With its many layers and compositional phases, the Bible is often compared to a Near Eastern tell composed of strata accumulated over successive historical periods. However, there is yet another way the Bible can be compared to a tell; namely the layers of interpretation that one Biblical narrative can generate over time. Having attracted its share of interpreters, the story of Rahab the prostitute1 (Joshua 2; 6) exemplifies this process and shows why an awareness of this type of Biblical stratigraphy enhances an appreciation of the Biblical text as a living document.

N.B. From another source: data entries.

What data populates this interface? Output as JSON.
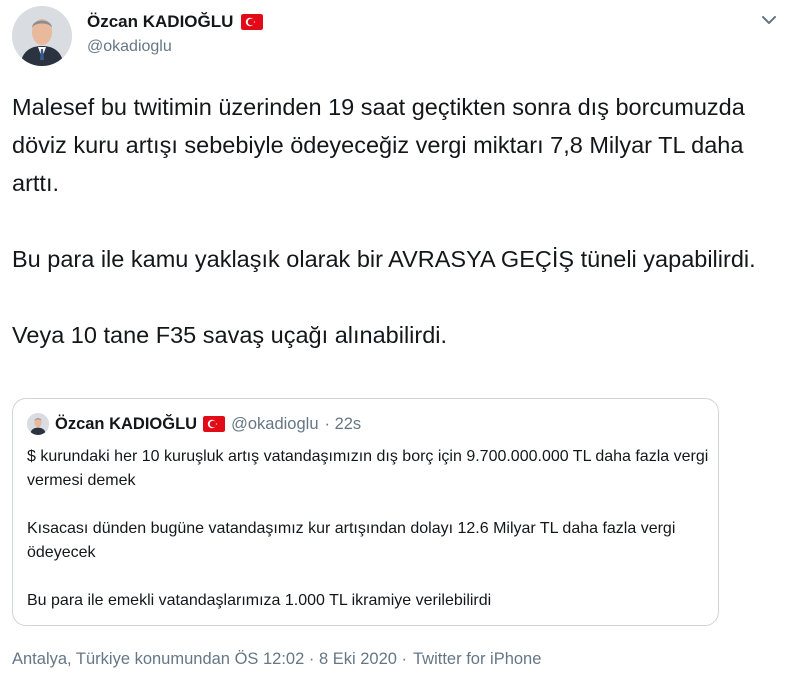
{
  "author": {
    "name": "Özcan KADIOĞLU",
    "handle": "@okadioglu",
    "flag_icon": "turkey-flag-icon"
  },
  "tweet": {
    "paragraphs": [
      "Malesef bu twitimin üzerinden 19 saat geçtikten sonra dış borcumuzda döviz kuru artışı sebebiyle ödeyeceğiz vergi miktarı 7,8 Milyar TL daha arttı.",
      "Bu para ile kamu yaklaşık olarak  bir AVRASYA GEÇİŞ tüneli yapabilirdi.",
      "Veya 10 tane F35 savaş uçağı alınabilirdi."
    ]
  },
  "quoted_tweet": {
    "name": "Özcan KADIOĞLU",
    "handle": "@okadioglu",
    "time": "· 22s",
    "paragraphs": [
      "$ kurundaki her 10 kuruşluk artış vatandaşımızın dış borç için 9.700.000.000 TL daha fazla vergi vermesi demek",
      "Kısacası dünden bugüne vatandaşımız kur artışından dolayı 12.6 Milyar  TL daha fazla vergi ödeyecek",
      "Bu para ile emekli vatandaşlarımıza 1.000 TL ikramiye verilebilirdi"
    ]
  },
  "meta": {
    "location_time": "Antalya, Türkiye konumundan ÖS 12:02 · 8 Eki 2020 ·",
    "source": "Twitter for iPhone"
  },
  "colors": {
    "text": "#14171a",
    "secondary": "#657786",
    "border": "#ccd6dd",
    "flag_red": "#e30a17"
  }
}
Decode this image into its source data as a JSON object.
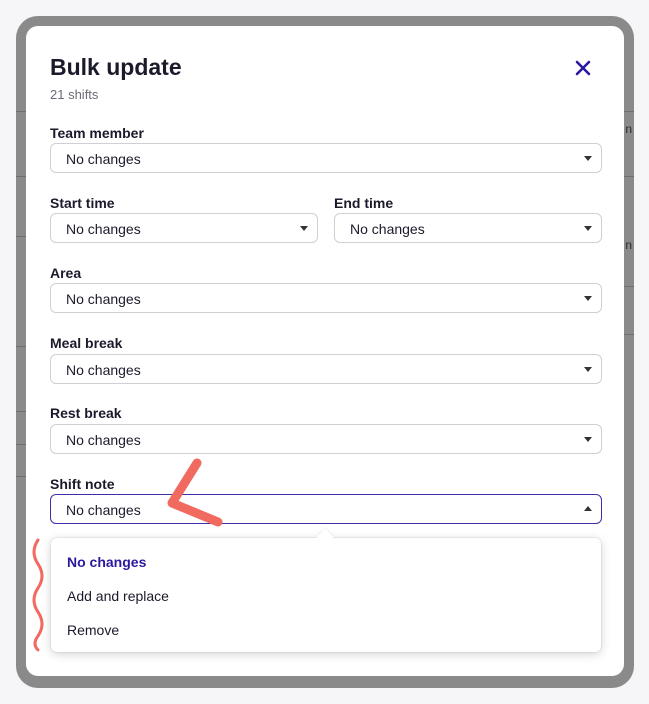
{
  "dialog": {
    "title": "Bulk update",
    "subtitle": "21 shifts",
    "close_icon": "close-icon"
  },
  "fields": {
    "team_member": {
      "label": "Team member",
      "value": "No changes"
    },
    "start_time": {
      "label": "Start time",
      "value": "No changes"
    },
    "end_time": {
      "label": "End time",
      "value": "No changes"
    },
    "area": {
      "label": "Area",
      "value": "No changes"
    },
    "meal_break": {
      "label": "Meal break",
      "value": "No changes"
    },
    "rest_break": {
      "label": "Rest break",
      "value": "No changes"
    },
    "shift_note": {
      "label": "Shift note",
      "value": "No changes"
    }
  },
  "shift_note_dropdown": {
    "options": [
      {
        "label": "No changes",
        "selected": true
      },
      {
        "label": "Add and replace",
        "selected": false
      },
      {
        "label": "Remove",
        "selected": false
      }
    ]
  },
  "colors": {
    "accent": "#2a1aa0",
    "annotation": "#f06a60"
  }
}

From the perspective of the Deuteronomistic historians (the Deuteronomistic history consists of Deuteronomy through Kings, including the Book of Joshua), Rahab has at least two strikes against her: She is a prostitute2 and a foreign (Canaanite) woman (see Joshua 23:12). Nevertheless, as a number of modern interpreters have observed, the Rahab story succeeds by reversing expectations. Rahab the harlot has always impressed readers as brave, quick-witted and decisive when she hides Joshua’s spies, diverts the king of Jericho’s posse and negotiates her family’s safety on the basis of her faith in the Israelite God Yahweh. Not surprisingly, feminist theologians3 have taken Rahab to heart as a rarity in the patriarchal Bible: a named and independent female hero who even displays a prophetic spirit when she proclaims to the spies, “The LORD [YAHWEH] your God is indeed God in heaven above and on earth below” (Joshua 2:11).
Unlike their modern counterparts, all the ancient Jewish and Christian interpreters of Rahab’s story begin with the assumption that after surviving the fall of Jericho, she repudiated her sinful profession and lived an exemplary life. Her appearance as one of only four women in Matthew’s genealogy of Jesus (Matthew 1:5)a attests to her high standing in first-century C.E. Jewish circles. The Talmudic tradition (Megillah 15a) that Rahab was a beautiful proselyte (a convert to Judaism) who married Joshua also belongs to this stratum of interpretation. The early Christians admired Rahab for similar reasons. For the author of James, Rahab was an example of justification by both works and faith (James 2:25). The author of 1 Clement asserts that she was a sinner saved by her faith (thus providing the prototype of the reformed prostitute that Mary Magdalene became in Gregory the Great’s sixth-century sermon). Justin Martyr favored a typological reading whereby the scarlet thread in Rahab’s window (Joshua 2:18) became an inclusive “symbol of the blood of Christ, by which those who were at one time harlots and unrighteous persons out of all nations are saved” (Dialogue with Trypho 111). And Augustine struggled in his sermon Against Lying to minimize Rahab’s deceit and acclaim her more admirable actions “meet to be imitated.”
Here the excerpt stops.